I love to read about multilingualism. It’s not so much the academic side, which intrigues me the most, but the personal account of the experience. What impact does living one's life in multiple languages have on a person's sense of self, on their relationships with others? What rewards and difficulties do people face as a consequence of moving within several cultures? Under what circumstances did they acquire their languages, and how do they keep them alive and vibrant?
Yesterday I finished reading What Language Do I dream In, by Elena Lappin, who speaks six languages (or more, I may have miscounted), five of which are central to her life. As a serial immigrant, she has lived in seven countries and currently resides in London.
Lappin speaks to her parents in Russian, to her brother (who's a German writer) in Czech and to her children in English and Hebrew. Her early attempts to raise her first son in Czech, which she had long considered “her” language because she spent a good chunk of her formative years in Czechoslovakia, failed, since family ties with the country had eroded over time. A mother tongue spoken only by the mother, it seems, is not enough to make it take firm root in a child.
In this evocative memoir, besides tracing her convoluted family history, the author describes her inner struggle with choosing the language she could finally realise her dream in: becoming a writer. In fact, which language to write in, rather than dream, becomes a personal as well as a professional quest.
Counter-intuitively, Lappin choses neither her first language and mother tongue, which is Russian, nor her beloved Czech, in which she says she has always felt truly at home, but English, the last language she learned to speak competently when she was already an adult. And although her story is as different from my own as could possibly be, I can very much relate to this part.

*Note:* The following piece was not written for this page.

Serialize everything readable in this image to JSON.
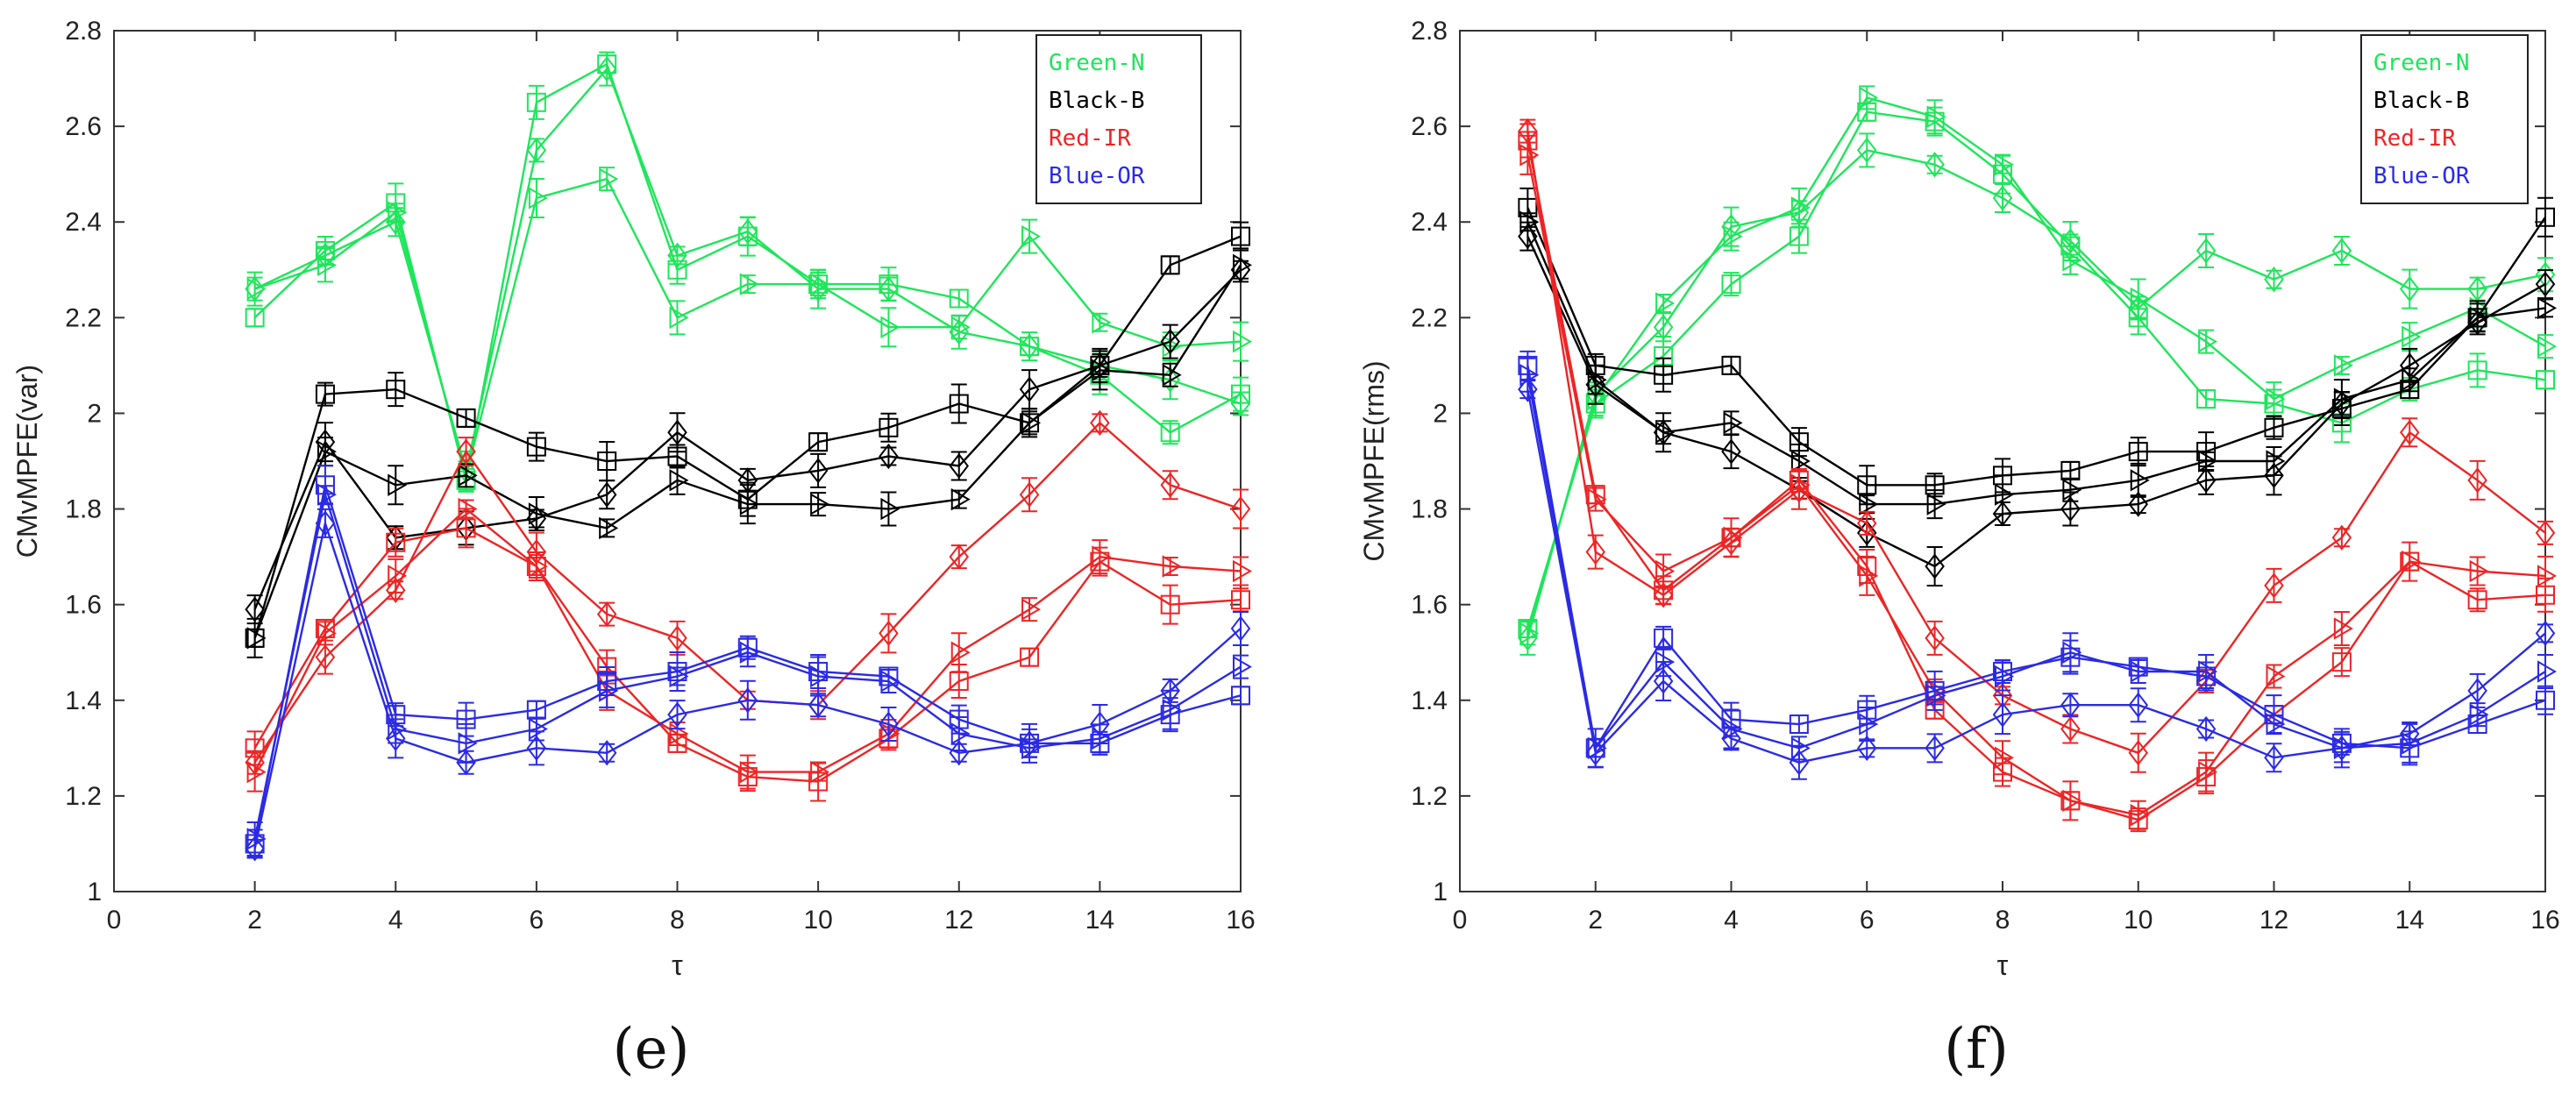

As an aside, the author represents someone I’ve referred to as a “Silver Spoon Multilingual” in a previous post. Funnily enough, one of the chapters of the book is entitled “Silver Spoon”. Her silver spoon, though, doesn't have much to do with her multilingualism, but concerns an actual silver spoon with an engraved name that she does not recognise at first sight, but which turns out to be a Russian version of her own name.
My rating: 9/10.
I think this is a fantastic read for everyone who's fascinated by the multifaceted reality of multilingual living, including its emotional dimension. The only part, which I perhaps didn't relish quite as much as the rest of the book was the last four chapters, in which the author goes into minute detail about her efforts to disentangle her complex family history. She doesn't manage to get me to care about these ancestral characters as much as she does about the still-living members of her family. On the other hand, her profound need to investigate her roots is precisely what gave rise to this great book in the first place, so fair dues.